A morte dos grandes…

Com ele refinei o meu gosto pelo pensamento e pelas grandes questões que movem o ser humano neste mundo a que chamou de líquido. Ensinou-me a observar melhor e a desenvolver um sentido mais crítico. Com Baumam aprendi a congelar o impulso consumista e imediato que se alastra como uma gangrena e comecei a dar valor a coisas que, hoje em dia e aos olhos de muitos, parecem desfasadas da realidade.

Ainda escreves cartas?

Precisas mesmo de um cartão de crédito? Ou de comprar o último modelo de telemóvel que vai fazer com que os teus colegas se mortifiquem de inveja?

Consegues sair da tua fortaleza interior e dar o teu melhor sorriso a quem se cruza contigo?
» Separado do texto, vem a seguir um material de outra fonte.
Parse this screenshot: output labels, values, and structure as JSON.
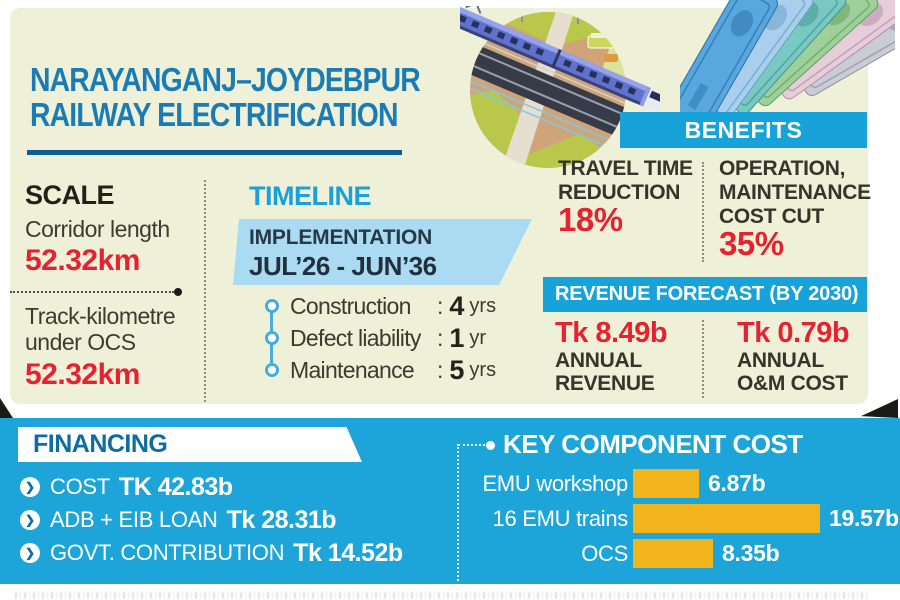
{
  "header": {
    "title_line1": "NARAYANGANJ–JOYDEBPUR",
    "title_line2": "RAILWAY ELECTRIFICATION"
  },
  "scale": {
    "heading": "SCALE",
    "corridor_label": "Corridor length",
    "corridor_value": "52.32km",
    "track_label_line1": "Track-kilometre",
    "track_label_line2": "under OCS",
    "track_value": "52.32km"
  },
  "timeline": {
    "heading": "TIMELINE",
    "implementation_label": "IMPLEMENTATION",
    "implementation_period": "JUL’26 - JUN’36",
    "phases": [
      {
        "label": "Construction",
        "colon": ":",
        "value": "4",
        "unit": "yrs"
      },
      {
        "label": "Defect liability",
        "colon": ":",
        "value": "1",
        "unit": "yr"
      },
      {
        "label": "Maintenance",
        "colon": ":",
        "value": "5",
        "unit": "yrs"
      }
    ]
  },
  "benefits": {
    "heading": "BENEFITS",
    "items": [
      {
        "lines": [
          "TRAVEL TIME",
          "REDUCTION"
        ],
        "value": "18%"
      },
      {
        "lines": [
          "OPERATION,",
          "MAINTENANCE",
          "COST CUT"
        ],
        "value": "35%"
      }
    ]
  },
  "revenue_forecast": {
    "heading": "REVENUE FORECAST (BY 2030)",
    "items": [
      {
        "value": "Tk 8.49b",
        "lines": [
          "ANNUAL",
          "REVENUE"
        ]
      },
      {
        "value": "Tk 0.79b",
        "lines": [
          "ANNUAL",
          "O&M COST"
        ]
      }
    ]
  },
  "financing": {
    "heading": "FINANCING",
    "bullet_glyph": "❯",
    "items": [
      {
        "label": "COST",
        "value": "TK 42.83b"
      },
      {
        "label": "ADB + EIB LOAN",
        "value": "Tk 28.31b"
      },
      {
        "label": "GOVT. CONTRIBUTION",
        "value": "Tk 14.52b"
      }
    ]
  },
  "chart_data": {
    "type": "bar",
    "orientation": "horizontal",
    "title": "KEY COMPONENT COST",
    "categories": [
      "EMU workshop",
      "16 EMU trains",
      "OCS"
    ],
    "values": [
      6.87,
      19.57,
      8.35
    ],
    "value_labels": [
      "6.87b",
      "19.57b",
      "8.35b"
    ],
    "unit": "Tk billion",
    "xlim": [
      0,
      21
    ],
    "bar_color": "#f2b41c",
    "grid": false,
    "legend": false
  },
  "colors": {
    "cream_panel": "#eef1d7",
    "band_blue": "#1da5d9",
    "header_bar_blue": "#17a3d9",
    "title_blue": "#1b7cb5",
    "accent_red": "#e62230",
    "dark_text": "#35352c",
    "implementation_box_blue": "#abdaf3",
    "bar_yellow": "#f2b41c",
    "banner_text_blue": "#0d6ca2"
  }
}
“O mundo transforma-se num poço de objetos potencialmente interessantes e a empreitada é espremer deles tanto interesse quanto possam render”.

Será que já não sentimos tanto?

Observamos os outros como objetos que podemos utilizar, ou descartar, consoante as necessidades imediatas. Olhar para o próximo e tentar perceber de que forma nos poderá ser útil passou a ser o click que nos desperta perante a existência daquele ser humano.

Quantas vezes fomos abordados pelo interesse cru de outrem para servirmos os seus intentos? E qual repasto dos nobres, depois de cumprimos com essa tarefa fomos descartados num abrir e fechar de olhos?

Estaremos a perder qualidades e a passar para meros “caçadores de interesses”, exímios nas artes da manipulação?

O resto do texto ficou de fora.